NEW YORK (AP) — U.S. stocks sank more than 2 percent Thursday, the second day of steep declines around the globe driven by concerns about rising interest rates and trade tensions.
The Dow Jones Industrial Average dropped 546 points after dropping 831 points Wednesday. The two-day loss of 5.3 percent is the biggest for Dow since February. The S&P 500 is also down more than 5 percent over the two days and had declined for six straight days.
The selling was widespread. Energy companies sank along with oil prices and CVS lead a rout in health care stocks. Technology companies and retailers, including longtime market favorites Apple, Alphabet and Amazon, extended their recent slide.

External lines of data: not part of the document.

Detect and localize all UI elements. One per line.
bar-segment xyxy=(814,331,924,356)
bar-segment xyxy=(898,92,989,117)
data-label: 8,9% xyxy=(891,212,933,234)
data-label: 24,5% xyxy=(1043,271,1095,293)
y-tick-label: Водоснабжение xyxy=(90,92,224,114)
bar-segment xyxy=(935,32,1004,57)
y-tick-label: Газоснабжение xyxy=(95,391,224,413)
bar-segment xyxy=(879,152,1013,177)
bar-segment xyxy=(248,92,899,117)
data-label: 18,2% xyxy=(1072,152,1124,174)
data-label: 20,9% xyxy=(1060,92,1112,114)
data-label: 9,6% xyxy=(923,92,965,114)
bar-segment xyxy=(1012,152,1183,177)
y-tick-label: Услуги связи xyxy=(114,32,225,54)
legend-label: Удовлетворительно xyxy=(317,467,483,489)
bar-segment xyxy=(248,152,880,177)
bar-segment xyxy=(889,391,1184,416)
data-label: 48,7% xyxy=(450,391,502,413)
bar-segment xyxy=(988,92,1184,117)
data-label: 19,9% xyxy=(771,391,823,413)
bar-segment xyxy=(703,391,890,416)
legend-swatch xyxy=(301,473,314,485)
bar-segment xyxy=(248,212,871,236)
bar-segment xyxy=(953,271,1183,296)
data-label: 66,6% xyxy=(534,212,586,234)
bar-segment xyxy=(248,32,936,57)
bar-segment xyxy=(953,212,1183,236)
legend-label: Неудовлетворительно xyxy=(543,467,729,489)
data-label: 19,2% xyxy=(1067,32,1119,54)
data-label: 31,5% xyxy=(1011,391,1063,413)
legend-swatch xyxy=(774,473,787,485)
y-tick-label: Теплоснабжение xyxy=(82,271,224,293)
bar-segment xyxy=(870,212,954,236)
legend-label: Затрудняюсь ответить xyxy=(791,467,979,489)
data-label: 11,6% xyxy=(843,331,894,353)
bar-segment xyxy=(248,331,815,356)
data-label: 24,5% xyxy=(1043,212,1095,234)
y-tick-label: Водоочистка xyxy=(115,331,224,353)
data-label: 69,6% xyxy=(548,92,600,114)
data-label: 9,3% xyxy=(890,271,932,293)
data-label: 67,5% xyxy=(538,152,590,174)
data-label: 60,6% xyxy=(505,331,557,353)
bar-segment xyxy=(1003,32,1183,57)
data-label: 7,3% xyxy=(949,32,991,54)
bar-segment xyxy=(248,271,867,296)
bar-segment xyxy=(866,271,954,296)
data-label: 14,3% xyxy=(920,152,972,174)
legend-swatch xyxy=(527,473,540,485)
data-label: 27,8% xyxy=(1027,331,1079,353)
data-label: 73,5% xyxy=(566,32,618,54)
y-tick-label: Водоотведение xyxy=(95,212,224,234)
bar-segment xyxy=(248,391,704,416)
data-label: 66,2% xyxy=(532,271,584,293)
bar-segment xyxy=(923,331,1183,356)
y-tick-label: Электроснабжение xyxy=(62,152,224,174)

Seeking safety, investors bought gold and government bonds. That pushed prices up and yields down, ending a surge in yields that had touched off the market’s current decline. But investors found more things to worry about.
There are ongoing concerns about the unresolved trade dispute between the U.S. and China. Strong earnings reports in the coming weeks could soothe investor nerves, but negative comments from company executives about future profits could have the opposite effect. Recently a larger-than-normal number of companies have warned that their third-quarter results could be weaker than analysts expected.
The benchmark S&P 500 index rose in morning trading, but ultimately gave up 57.31 points, or 2.1 percent, to 2,728.37, its lowest close in three months. The index fell 3.3 percent Wednesday and has declined 6.7 percent during its current losing streak. That’s its steepest downturn since a 10-percent drop in early February.
The Dow Jones Industrial Average lost 545.91 points, or 2.1 percent, to 25,052.83 after falling as much as 698. The Nasdaq composite skidded 92.99 points, or 1.3 percent, to 7,329.06. The Russell 2000 index of smaller-company stocks fell 30.03 points, or 1.9 percent, to 1,545.38.